Ama Ata Aidoo: Die Zweitfrau. Übersetzt von Anita Jörges-Djafari. Lamuv Verlag, 1991

Original: Changes. 1991

 


 

 

 

 

 

 

 

     

Rezension

Esi ist eine erfolgreiche Frau. Sie ist Akademikerin, hat einen tollen Job beim Statistikamt in der Hauptstadt mit entsprechendem Gehalt, einen angesehenen Ehemann und sieht außerdem noch sehr gut aus. Auf den ersten Blick könnte man meinen, sie hat alles, was eine Frau im Leben erreichen kann. 

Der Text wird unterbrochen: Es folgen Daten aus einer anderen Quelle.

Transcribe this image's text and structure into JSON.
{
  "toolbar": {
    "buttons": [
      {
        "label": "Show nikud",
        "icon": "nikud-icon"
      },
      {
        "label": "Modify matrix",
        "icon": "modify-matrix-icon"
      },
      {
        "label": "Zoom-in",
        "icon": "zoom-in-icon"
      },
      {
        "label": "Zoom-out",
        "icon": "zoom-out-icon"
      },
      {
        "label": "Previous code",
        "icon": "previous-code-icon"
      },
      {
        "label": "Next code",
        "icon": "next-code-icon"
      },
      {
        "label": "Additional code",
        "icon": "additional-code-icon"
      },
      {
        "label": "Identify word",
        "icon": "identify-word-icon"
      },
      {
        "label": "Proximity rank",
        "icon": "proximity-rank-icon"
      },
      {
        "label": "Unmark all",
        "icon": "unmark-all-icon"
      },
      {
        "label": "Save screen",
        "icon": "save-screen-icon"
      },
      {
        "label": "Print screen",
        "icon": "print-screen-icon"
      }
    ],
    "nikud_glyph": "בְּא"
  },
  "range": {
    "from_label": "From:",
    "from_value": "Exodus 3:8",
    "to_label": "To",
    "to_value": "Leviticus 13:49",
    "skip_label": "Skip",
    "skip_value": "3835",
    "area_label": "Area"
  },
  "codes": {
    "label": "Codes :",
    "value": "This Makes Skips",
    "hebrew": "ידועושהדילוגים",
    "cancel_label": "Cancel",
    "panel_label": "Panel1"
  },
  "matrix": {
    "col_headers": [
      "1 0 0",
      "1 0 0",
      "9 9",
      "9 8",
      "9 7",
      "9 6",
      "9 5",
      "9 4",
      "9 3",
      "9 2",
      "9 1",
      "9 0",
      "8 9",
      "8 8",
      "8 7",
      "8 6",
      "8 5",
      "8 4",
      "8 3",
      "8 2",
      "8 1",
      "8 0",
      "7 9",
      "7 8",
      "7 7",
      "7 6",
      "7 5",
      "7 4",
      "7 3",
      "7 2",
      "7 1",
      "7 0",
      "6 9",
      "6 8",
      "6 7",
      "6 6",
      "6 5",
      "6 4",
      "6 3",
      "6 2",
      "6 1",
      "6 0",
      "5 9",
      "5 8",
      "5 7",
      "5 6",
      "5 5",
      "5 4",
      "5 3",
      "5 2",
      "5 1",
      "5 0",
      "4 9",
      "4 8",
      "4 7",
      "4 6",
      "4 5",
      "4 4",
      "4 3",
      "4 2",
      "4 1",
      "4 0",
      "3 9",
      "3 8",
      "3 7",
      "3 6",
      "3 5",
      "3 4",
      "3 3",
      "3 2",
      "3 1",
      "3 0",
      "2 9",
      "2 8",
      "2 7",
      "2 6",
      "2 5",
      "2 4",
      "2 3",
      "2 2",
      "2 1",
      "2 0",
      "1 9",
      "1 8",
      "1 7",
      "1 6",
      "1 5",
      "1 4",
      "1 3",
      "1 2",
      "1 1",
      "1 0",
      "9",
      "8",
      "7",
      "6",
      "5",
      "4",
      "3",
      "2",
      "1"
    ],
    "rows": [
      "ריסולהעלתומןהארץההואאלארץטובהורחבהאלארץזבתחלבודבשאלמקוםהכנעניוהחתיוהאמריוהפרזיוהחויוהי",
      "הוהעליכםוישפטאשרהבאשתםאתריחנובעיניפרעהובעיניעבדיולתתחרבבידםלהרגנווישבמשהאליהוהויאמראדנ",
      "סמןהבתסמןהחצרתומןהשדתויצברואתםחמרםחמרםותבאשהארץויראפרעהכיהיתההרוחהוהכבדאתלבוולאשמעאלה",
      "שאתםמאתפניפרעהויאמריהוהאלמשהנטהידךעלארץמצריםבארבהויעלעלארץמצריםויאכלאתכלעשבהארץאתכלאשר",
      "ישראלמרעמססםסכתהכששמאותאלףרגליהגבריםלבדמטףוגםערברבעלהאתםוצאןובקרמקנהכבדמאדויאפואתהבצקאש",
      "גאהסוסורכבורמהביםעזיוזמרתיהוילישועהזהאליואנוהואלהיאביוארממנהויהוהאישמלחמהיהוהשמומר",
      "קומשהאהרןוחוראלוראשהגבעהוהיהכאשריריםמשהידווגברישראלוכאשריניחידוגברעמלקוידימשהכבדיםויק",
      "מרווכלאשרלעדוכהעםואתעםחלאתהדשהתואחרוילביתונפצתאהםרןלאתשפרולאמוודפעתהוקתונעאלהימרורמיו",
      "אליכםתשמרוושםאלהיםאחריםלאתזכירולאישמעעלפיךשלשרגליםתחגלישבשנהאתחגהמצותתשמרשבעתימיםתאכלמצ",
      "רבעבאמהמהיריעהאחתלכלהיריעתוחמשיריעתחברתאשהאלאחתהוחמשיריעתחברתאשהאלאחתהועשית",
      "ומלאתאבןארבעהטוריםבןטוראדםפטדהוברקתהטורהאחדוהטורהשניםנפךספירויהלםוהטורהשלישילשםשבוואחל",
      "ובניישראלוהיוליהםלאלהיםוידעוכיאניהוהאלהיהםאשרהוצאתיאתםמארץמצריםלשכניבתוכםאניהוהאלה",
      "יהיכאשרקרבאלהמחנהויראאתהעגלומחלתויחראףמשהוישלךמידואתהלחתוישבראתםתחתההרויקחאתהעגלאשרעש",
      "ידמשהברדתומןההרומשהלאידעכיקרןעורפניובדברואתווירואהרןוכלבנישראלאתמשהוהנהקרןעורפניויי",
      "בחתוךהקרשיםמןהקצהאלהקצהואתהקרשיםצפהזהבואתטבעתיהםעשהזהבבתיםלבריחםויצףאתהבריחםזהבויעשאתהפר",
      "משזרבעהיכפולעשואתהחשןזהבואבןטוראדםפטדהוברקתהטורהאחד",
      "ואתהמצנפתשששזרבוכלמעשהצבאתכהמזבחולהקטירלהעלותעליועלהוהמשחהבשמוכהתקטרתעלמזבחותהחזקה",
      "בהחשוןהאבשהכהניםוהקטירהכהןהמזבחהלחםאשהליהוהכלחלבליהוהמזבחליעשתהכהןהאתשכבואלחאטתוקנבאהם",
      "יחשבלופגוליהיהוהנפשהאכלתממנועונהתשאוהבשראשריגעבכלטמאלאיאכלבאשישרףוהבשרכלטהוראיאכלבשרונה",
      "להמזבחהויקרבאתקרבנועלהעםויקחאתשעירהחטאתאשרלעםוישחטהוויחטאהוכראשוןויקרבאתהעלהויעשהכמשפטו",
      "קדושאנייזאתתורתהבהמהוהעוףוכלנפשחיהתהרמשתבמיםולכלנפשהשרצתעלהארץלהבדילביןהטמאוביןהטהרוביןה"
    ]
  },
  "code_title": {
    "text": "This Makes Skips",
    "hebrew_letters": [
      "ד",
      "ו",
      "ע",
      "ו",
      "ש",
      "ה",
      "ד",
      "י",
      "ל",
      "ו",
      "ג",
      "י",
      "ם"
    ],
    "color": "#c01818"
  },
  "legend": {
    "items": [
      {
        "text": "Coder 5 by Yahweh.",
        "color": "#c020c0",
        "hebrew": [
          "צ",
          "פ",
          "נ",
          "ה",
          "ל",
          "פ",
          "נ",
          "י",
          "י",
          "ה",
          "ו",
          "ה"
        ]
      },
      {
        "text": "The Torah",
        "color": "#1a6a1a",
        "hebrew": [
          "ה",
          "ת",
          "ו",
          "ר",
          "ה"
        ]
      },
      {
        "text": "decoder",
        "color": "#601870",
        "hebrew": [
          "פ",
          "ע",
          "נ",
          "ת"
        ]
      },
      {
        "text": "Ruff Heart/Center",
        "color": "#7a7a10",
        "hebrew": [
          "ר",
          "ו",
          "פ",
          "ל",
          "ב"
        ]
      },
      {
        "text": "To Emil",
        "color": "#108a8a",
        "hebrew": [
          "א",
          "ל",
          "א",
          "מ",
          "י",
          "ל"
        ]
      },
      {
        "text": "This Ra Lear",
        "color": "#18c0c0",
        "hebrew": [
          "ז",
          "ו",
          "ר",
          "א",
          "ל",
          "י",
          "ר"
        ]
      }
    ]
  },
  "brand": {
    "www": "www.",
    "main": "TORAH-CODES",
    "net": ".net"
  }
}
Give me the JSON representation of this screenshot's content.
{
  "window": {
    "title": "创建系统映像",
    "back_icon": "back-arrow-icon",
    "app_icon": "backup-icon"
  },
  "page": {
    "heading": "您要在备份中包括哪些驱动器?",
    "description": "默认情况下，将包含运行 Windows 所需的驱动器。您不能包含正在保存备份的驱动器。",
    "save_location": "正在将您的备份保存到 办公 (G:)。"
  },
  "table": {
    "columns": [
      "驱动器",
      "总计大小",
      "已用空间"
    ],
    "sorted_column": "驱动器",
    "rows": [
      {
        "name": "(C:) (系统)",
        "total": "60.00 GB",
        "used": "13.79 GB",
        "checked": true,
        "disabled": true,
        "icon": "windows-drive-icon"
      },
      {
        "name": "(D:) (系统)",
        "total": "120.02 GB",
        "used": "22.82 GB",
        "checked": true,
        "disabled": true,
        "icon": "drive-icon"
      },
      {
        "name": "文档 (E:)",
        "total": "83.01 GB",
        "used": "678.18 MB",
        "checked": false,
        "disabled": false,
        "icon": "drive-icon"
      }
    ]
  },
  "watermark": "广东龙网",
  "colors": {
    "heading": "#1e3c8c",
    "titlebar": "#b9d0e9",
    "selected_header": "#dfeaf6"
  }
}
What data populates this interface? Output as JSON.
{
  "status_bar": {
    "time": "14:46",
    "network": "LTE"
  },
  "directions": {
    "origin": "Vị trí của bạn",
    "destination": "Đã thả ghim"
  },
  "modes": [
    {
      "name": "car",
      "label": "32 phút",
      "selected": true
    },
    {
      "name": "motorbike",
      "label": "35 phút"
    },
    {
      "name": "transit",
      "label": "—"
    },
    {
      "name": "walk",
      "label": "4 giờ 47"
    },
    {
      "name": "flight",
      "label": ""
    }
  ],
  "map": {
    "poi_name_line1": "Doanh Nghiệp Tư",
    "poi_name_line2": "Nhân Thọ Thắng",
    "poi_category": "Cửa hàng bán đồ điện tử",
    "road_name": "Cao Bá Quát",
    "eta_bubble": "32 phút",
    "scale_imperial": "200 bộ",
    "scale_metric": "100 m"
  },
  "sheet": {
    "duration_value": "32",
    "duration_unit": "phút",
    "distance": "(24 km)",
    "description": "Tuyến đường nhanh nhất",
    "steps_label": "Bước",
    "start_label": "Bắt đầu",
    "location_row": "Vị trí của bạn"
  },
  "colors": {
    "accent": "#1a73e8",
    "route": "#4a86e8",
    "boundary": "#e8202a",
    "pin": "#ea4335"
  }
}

Die Welt ihrer Freundin Okupuya sieht da ganz anders aus. Obwohl sie als staatlich geprüfte Krankenschwester einen anstrengenden Beruf hat, rühren weder Mann noch die vier gemeinsamen Kinder einen Finger im Haushalt. Das größte Alltagsproblem ist aber die fehlende Mobilität. Die Familie besitzt zwar ein Auto. Aber obwohl Okupuyas Ehemann seinen Arbeitsplatz im Gegensatz zu ihr leicht erreichen kann, weigert er sich, ihr das Fahrzeug auch nur tageweise zu überlassen. Er glaubt, seinen Kollegen gegenüber das Gesicht zu verlieren, wenn er ohne den Wagen zur Arbeit kommt. So steht das Fahrzeug den ganzen Tag auf dem firmennahen Parkplatz, während die ohnehin stark belastete Okupuya täglich nicht nur eine langwierige Odyssee mit öffentlichen Verkehrsmittel zurücklegen, sondern auch die umfangreichen Einkäufe auf diesem Wege transportieren muss. Sie hastet ständig ihren Terminen hinterher und hat keine Zeit, sich um ihre eigenen Bedürfnisse zu kümmern. Wie bei vielen Frauen führt der ständige Stress zu Übergewicht. Kein Wunder, dass es viel gibt, um das Okupuya ihre Freundin beneidet.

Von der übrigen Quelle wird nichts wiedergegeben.